In the previous post we looked at how to minimize Boolean expressions using a Python module qm. In this post we’d like to look at how much the minimization process shortens expressions.
Witn n Boolean variables, you can create 2^n terms that are a product of distinct variables. You can specify a Boolean function by specifying the subset of such terms on which it takes the value 1, and so there are 2^(2^n) Boolean functions on n variables. For very small values of n we can minimize every possible Boolean function.
To do this, we need a way to iterate through the power set (set of all subsets) of the integers up to 2^n. Here’s a function to do that, borrowed from itertools recipes.
from itertools import chain, combinations
def powerset(iterable):
xs = list(iterable)
return chain.from_iterable(
combinations(xs, n) for n in range(len(xs) + 1))
Next, we use this code to run all Boolean functions on 3 variables through the minimizer. We use a matrix to keep track of how long the input expressions are and how long the minimized expressions are.
from numpy import zeros
from qm import q
n = 3
N = 2**n
tally = zeros((N,N), dtype=int)
for p in powerset(range(N)):
if not p:
continue # qm can't take an empty set
i = len(p)
j = len(qm(ones=p, dc={}))
tally[i-1, j-1] += 1
Here’s a table summarizing the results [1].
The first column gives the number of product terms in the input expression and the subsequent columns give the number of product terms in the output expressions.

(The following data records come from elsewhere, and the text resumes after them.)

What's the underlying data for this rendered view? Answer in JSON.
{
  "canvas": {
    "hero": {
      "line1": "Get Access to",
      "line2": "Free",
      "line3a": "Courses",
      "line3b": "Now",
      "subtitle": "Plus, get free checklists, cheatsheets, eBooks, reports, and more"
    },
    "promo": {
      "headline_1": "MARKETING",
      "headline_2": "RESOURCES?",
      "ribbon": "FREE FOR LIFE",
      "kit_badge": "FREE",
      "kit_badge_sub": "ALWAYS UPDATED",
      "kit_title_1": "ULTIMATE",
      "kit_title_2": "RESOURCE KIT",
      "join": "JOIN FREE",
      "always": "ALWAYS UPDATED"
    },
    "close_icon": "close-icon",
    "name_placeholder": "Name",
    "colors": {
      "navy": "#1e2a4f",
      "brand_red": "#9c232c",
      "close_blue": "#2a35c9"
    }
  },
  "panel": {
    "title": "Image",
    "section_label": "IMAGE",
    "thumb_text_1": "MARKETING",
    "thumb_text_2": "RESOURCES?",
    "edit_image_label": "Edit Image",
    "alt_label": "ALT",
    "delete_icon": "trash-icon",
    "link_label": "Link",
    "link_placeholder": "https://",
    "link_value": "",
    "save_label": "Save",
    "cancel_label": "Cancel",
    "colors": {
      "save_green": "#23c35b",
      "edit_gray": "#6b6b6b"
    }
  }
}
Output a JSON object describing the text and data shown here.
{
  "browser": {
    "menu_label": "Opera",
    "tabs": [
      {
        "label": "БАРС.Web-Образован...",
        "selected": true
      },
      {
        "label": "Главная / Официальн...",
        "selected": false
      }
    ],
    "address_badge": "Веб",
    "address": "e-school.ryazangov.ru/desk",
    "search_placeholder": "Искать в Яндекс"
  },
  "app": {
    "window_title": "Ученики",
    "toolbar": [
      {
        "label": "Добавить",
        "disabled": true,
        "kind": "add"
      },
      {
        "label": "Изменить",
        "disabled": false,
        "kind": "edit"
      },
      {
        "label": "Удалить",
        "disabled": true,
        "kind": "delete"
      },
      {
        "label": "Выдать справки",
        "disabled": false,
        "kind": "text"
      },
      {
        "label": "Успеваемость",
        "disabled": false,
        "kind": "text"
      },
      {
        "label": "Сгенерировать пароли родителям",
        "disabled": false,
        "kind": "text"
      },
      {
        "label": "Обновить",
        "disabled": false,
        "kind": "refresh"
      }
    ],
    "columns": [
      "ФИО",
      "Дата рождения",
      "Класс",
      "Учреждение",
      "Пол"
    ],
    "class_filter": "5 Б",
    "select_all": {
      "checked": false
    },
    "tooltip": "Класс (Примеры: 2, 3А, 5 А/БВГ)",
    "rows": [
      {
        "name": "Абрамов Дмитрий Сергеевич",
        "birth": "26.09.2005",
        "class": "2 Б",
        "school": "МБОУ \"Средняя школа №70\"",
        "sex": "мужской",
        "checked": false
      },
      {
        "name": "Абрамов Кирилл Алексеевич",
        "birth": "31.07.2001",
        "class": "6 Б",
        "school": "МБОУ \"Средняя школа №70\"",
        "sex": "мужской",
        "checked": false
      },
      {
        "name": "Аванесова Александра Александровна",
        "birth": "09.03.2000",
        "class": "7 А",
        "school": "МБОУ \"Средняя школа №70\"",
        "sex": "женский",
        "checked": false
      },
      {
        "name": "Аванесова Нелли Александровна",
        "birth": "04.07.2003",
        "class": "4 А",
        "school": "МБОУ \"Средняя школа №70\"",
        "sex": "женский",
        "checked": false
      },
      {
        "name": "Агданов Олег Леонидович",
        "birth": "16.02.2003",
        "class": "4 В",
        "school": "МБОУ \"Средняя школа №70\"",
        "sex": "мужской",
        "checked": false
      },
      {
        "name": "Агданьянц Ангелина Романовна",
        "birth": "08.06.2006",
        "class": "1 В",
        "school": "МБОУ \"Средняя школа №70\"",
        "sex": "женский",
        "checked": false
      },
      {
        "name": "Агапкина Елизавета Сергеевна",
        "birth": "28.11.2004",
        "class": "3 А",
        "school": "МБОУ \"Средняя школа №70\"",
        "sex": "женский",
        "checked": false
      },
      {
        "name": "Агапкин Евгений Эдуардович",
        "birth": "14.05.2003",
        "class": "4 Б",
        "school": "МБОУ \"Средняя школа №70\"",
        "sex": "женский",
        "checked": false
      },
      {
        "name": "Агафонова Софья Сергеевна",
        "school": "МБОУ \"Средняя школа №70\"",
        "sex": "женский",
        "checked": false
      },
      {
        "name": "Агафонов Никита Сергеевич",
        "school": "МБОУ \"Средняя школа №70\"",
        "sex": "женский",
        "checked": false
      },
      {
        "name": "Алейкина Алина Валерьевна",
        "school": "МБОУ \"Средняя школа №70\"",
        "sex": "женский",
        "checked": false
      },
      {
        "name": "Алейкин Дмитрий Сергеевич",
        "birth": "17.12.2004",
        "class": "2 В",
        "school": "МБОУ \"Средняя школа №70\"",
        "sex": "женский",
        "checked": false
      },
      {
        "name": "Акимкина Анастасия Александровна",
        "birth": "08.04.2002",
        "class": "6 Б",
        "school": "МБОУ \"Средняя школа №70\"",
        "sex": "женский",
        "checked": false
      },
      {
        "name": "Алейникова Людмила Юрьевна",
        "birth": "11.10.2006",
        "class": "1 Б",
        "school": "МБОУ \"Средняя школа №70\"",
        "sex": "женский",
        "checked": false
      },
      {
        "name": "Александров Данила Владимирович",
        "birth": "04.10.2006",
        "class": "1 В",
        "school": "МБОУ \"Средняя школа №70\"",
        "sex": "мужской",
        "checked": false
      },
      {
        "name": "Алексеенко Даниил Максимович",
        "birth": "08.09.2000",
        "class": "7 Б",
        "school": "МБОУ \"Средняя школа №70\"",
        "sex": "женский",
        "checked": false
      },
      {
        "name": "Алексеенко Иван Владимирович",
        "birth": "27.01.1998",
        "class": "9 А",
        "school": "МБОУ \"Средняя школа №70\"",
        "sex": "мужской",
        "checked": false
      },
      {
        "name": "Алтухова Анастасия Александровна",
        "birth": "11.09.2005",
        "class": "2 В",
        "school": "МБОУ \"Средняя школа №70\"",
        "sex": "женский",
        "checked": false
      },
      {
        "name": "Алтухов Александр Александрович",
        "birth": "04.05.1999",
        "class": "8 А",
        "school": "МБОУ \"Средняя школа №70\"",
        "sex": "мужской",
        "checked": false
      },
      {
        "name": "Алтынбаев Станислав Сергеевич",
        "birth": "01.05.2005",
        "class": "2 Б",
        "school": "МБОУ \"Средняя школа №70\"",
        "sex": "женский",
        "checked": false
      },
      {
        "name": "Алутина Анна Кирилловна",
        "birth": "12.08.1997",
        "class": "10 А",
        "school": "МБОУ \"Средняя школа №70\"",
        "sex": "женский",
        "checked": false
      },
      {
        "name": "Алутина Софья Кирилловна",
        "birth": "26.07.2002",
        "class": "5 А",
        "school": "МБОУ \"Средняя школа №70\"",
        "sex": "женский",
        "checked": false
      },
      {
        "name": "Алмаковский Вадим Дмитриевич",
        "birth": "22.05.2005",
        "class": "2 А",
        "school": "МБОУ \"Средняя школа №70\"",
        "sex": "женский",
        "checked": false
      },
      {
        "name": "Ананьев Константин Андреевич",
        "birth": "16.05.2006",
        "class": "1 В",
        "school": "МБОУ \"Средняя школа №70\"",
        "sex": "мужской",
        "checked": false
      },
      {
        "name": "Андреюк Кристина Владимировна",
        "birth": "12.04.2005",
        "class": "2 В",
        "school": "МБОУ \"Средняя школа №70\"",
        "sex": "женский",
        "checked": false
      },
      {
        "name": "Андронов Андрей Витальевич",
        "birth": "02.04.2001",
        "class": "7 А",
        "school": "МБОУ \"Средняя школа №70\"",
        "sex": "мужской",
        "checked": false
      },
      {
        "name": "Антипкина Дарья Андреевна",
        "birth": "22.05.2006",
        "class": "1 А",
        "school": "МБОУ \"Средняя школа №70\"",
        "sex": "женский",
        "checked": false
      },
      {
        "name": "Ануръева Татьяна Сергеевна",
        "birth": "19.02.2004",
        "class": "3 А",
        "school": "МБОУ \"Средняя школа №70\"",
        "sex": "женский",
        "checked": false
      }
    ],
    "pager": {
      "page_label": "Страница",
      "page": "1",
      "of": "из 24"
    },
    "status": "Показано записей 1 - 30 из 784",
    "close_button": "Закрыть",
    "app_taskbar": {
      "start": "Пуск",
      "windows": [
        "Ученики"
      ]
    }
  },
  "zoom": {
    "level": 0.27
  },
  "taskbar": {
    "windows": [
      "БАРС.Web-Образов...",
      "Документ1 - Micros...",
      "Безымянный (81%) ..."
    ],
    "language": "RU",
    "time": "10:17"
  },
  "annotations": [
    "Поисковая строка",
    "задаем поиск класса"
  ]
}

For example, of the expressions of length 2, there were 12 that could be reduced to expressions of length 1 but the remaining 16 could not be reduced. (There are 28 possible input expressions of length 2 because there are 28 ways to choose 2 items from a set of 8 things.)
There are no nonzero values above the main diagonal, i.e. no expression got longer in the process of minimization. Of course that’s to be expected, but it’s reassuring that nothing went obviously wrong.
We can repeat this exercise for expressions in 4 variables by setting n = 4 in the code above. This gives the following results.
We quickly run into a wall as n increases. Not only does the Quine-McCluskey algorithm take about twice as long every time we add a new variable, the number of possible Boolean functions grows even faster. There were 2^(2^3) = 256 possibilities to explore when n = 3, and 2^(2^4) = 65,536 when n = 4.
If we want to explore all Boolean functions on five variables, we need to look at 2^(2^5) = 4,294,967,296 possibilities. I estimate this would take over a year on my laptop. The qm module could be made more efficient, and in fact someone has done that. But even if you made the code a billion times faster, six variables would still be out of the question.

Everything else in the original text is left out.